Longitudinal Pattern of First-Phase Insulin Response Is Associated with Genetic Variants Outside the Class II HLA Region in Children with Multiple Autoantibodies

2019 
A declining first-phase insulin response (FPIR) is associated with positivity for multiple islet autoantibodies irrespective of class II HLA DR-DQ genotype. We examined the associations of FPIR with genetic variants outside the HLA DR-DQ region in the Finnish Type 1 Diabetes Prediction and Prevention (DIPP) study in children with and without multiple autoantibodies. Association between FPIR and class I alleles A*24 and B*39, and eight SNPs outside the HLA region were analyzed in 438 children who had one or more FPIR results available after seroconversion.

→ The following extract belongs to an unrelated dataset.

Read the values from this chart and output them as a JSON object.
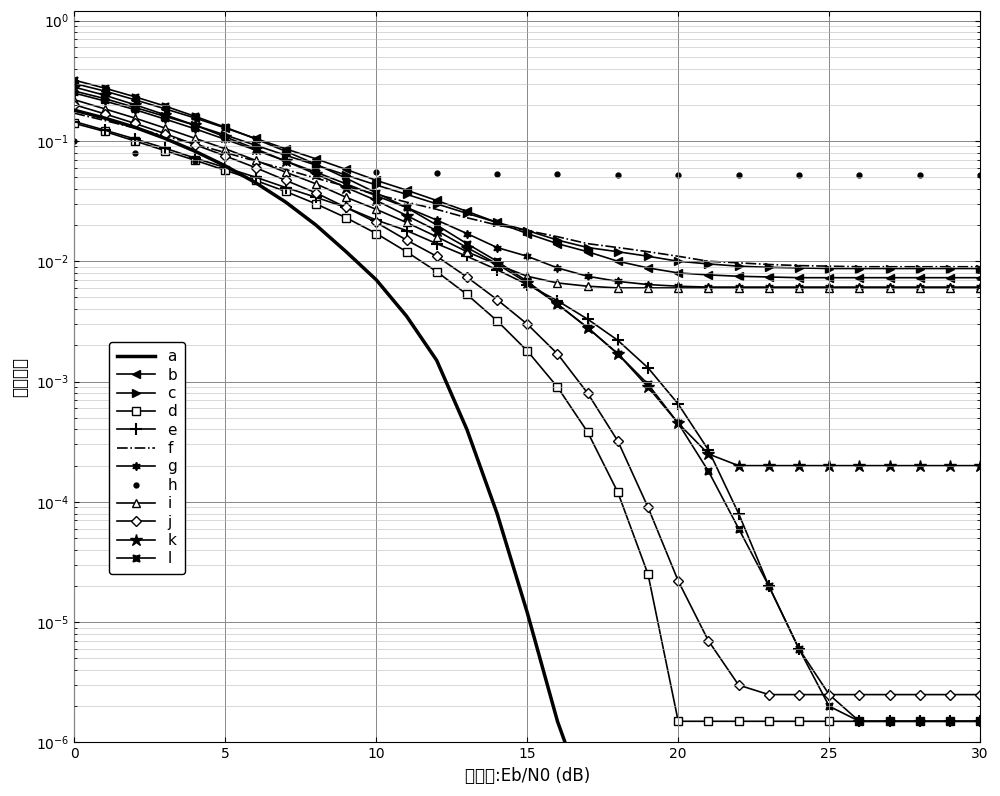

Hierarchical linear mixed models were used to analyze repeated measurements of FPIR. In children with multiple autoantibodies, the change of FPIR over time was significantly different between children with various PTPN2 (rs45450798), FUT2 (rs601338), CTSH (rs3825932) and IKZF4 (rs1701704), genotypes in at least one of the models. In general, children carrying susceptibility alleles for type 1 diabetes experienced a more rapid decline in insulin secretion compared to children without susceptibility alleles. The presence of the HLA class I A*24 allele was also associated with steeper decline of FPIR over time in children with multiple autoantibodies. Certain genetic variants outside class II HLA region may have a significant impact on the longitudinal pattern of FPIR.